Did you know that if you have COPD, the foods that you eat such as carbs can have an affect on your breathing. Foods high in carbohydrates produces large amounts of carbon dioxide. When carbon dioxide is increased in the body the blood becomes acidic. If your blood becomes too acidic messages are sent to the brain to increase respiration and urination to eliminate this build up of acid. Your body's natural buffer system in the form of increased bicarbonate production kick in to bring you back to a state of homeostasis. When you have COPD the anatomy of the lungs has changed in such a way as to decrease the body's ability to eliminate carbon dioxide. Over time the body resets the baseline CO2 (carbon dioxide) to a higher number due to the lungs inability to properly eliminate it effectively. This in turn causes the bicarbonate to reset as well to bring the body's blood pH back to normal. Foods high in carbohydrates increase the amount of CO2 in an already deficient system, therefore making expiration more difficult.

If you have been diagnosed with COPD have your doctor recommend a registered dietitian that can help you to devise a meal plan with the proper nutrition to offset increased CO2. Do not try to do this yourself because carbohydrates provide fuel for the body and should not be completely eliminated from your diet.
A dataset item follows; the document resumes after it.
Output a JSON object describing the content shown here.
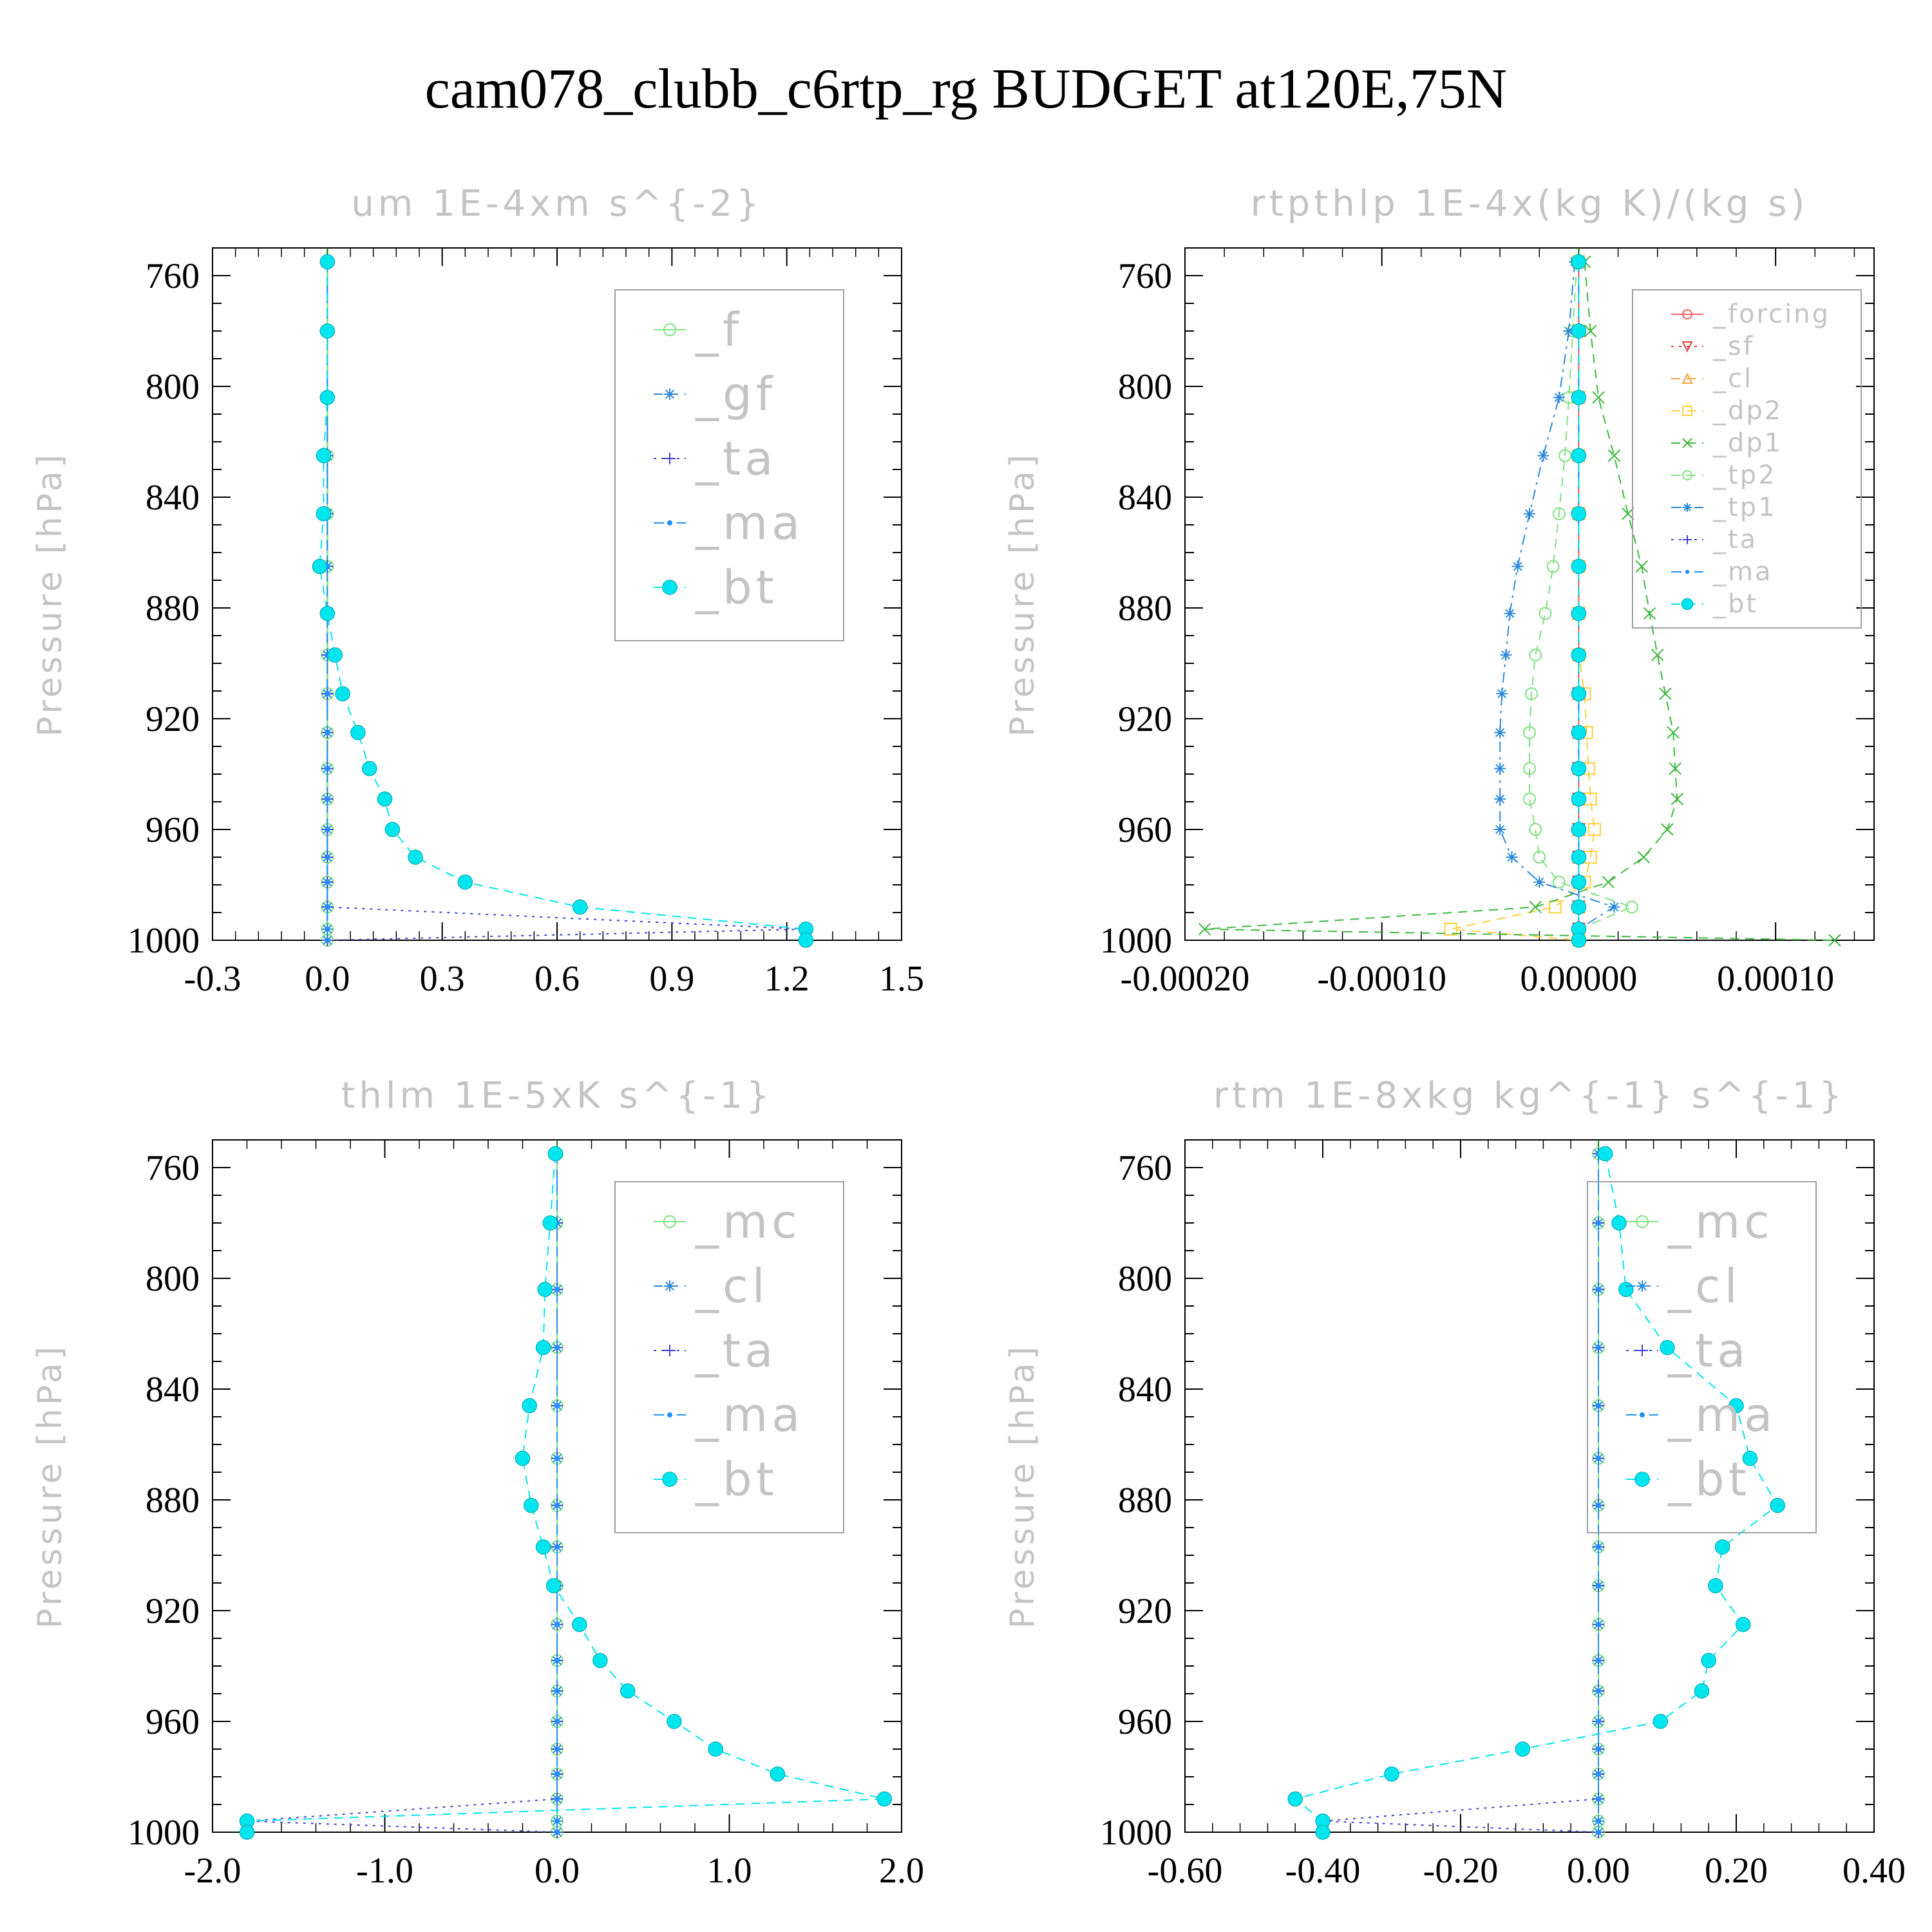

For example, complex carbohydrates are a good source of fiber which is necessary for proper bowel function. Simple and complex carbs also provide a lot of minerals and vitamins that are necessary for proper cell function. Fats produce the least amount of carbon dioxide while providing a great source for energy. Proteins are great for maintaining respiratory muscle strength along with proper exercise. Adequate water intake is also necessary in diluting the thick sputum that goes along with COPD. Coarse breath sounds from congestion are often confused with wet breath sounds from pulmonary edema which is more related with a condition known as congestive heart failure. Some foods also affect other factors that goes along with COPD. Carbs can affect your breathing if you have COPD, but they can affect your medications as well. Medications taken such as blood thinners, and some foods need to be increased to provide better bone strength as with calcium depletion that occurs with steroid use.

More importantly when making changes to your diet increase your meal to approximately six small meals a day. Merely trying to eat with end-stage COPD requires a lot of oxygen expenditure. Preparation of smaller, but more frequent meals aids in meeting the nutritional requirements that is imperative to normal body function. Ask your doctor for advice at your next appointment so that you can enjoy a greater quality of life.